Study Design and Methods
The researchers studied whether anthocyanins inhibit LPS-induced NF-kB activation in cultured monocytes. Monocytes were pre-incubated with a combination of black currant and bilberry anthocyanins or placebo (dimethylsulfoxide). NF-kB activity was induced by LPS.
In the parallel-designed, placebo-controlled clinical study, 120 participants were randomly assigned to receive 300 mg of anthocyanins or placebo for 3 weeks. The amount of anthocyanins provided corresponded to 100 g of fresh bilberries. The subjects maintained their regular diet during the intervention period.
Blood samples from fasting at baseline and after the intervention period were collected and analyzed for cytokines [IL-1b, IL-1 receptor antagonist (IL-1Ra), IL-2, IL-4, IL-6, IL-8, IL-10, IL-12, IL-13, IL-17, TNFa, IFNa, IFNg, granolyte/macrophage colony-stimulating factor (GMCSF), and others were measured in plasma by a sandwich immunoassay-based protein array system.
In the cultured cells incubated with anthocyanins, NF-kB activation was suppressed by 28% compared with cells incubated with vehicle only (p = 0.003). Anthocyanins also decreased the LPS-induced p65 DNA binding, another assay for NF-kB-activation, by 18% (p =.041).
In the clinical trial, differences were observed in several NF-kB related inflammatory mediators in the anthocyanin group compared to placebo.
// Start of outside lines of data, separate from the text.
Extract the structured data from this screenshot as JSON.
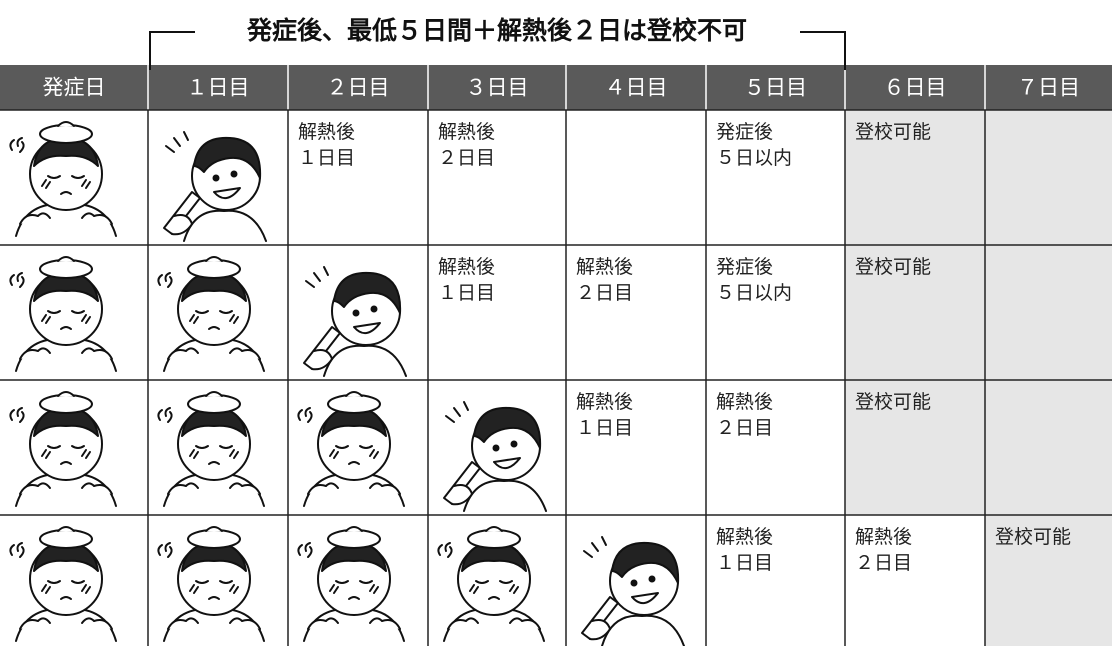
{
  "title": "発症後、最低５日間＋解熱後２日は登校不可",
  "table": {
    "header": [
      "発症日",
      "１日目",
      "２日目",
      "３日目",
      "４日目",
      "５日目",
      "６日目",
      "７日目"
    ],
    "rows": [
      [
        null,
        null,
        [
          "解熱後",
          "１日目"
        ],
        [
          "解熱後",
          "２日目"
        ],
        null,
        [
          "発症後",
          "５日以内"
        ],
        [
          "登校可能"
        ],
        null
      ],
      [
        null,
        null,
        null,
        [
          "解熱後",
          "１日目"
        ],
        [
          "解熱後",
          "２日目"
        ],
        [
          "発症後",
          "５日以内"
        ],
        [
          "登校可能"
        ],
        null
      ],
      [
        null,
        null,
        null,
        null,
        [
          "解熱後",
          "１日目"
        ],
        [
          "解熱後",
          "２日目"
        ],
        [
          "登校可能"
        ],
        null
      ],
      [
        null,
        null,
        null,
        null,
        null,
        [
          "解熱後",
          "１日目"
        ],
        [
          "解熱後",
          "２日目"
        ],
        [
          "登校可能"
        ]
      ]
    ]
  }
}
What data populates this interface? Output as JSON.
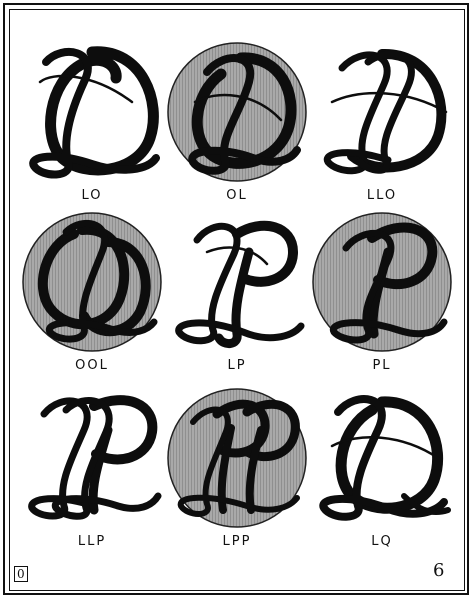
{
  "plate": {
    "monograms": [
      {
        "label": "LO",
        "shaded": false
      },
      {
        "label": "OL",
        "shaded": true
      },
      {
        "label": "LLO",
        "shaded": false
      },
      {
        "label": "OOL",
        "shaded": true
      },
      {
        "label": "LP",
        "shaded": false
      },
      {
        "label": "PL",
        "shaded": true
      },
      {
        "label": "LLP",
        "shaded": false
      },
      {
        "label": "LPP",
        "shaded": true
      },
      {
        "label": "LQ",
        "shaded": false
      }
    ],
    "plate_mark_left": "0",
    "plate_mark_right": "6"
  },
  "colors": {
    "ink": "#0d0d0d",
    "disc_fill": "#a9a9a9",
    "disc_stripe": "#8f8f8f",
    "paper": "#ffffff"
  }
}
Decreases from baseline in the NF-kB controlled pro-inflammatory chemokines IL-8, ''regulated upon activation, normal T cell expressed and secreted,'' and IFNa (an inducer of NF-kB activation) in the anthocyanin group differed significantly from those in placebos.
Similarly, decreases from baseline in IL-4 (60%) and IL-13 (38%) in the active group differed significantly from the slight decreases seen in placebos. Both of these cytokines mediate pro-inflammatory responses and activate NF-kB.
Karlsen A , et al. Anthocyanins Inhibit Nuclear Factor-kB Activation in Monocytes and Reduce Plasma Concentrations of Pro-Inflammatory Mediators in Healthy Adults. Journal of Nutriton. 137: 1951-1954, 2007.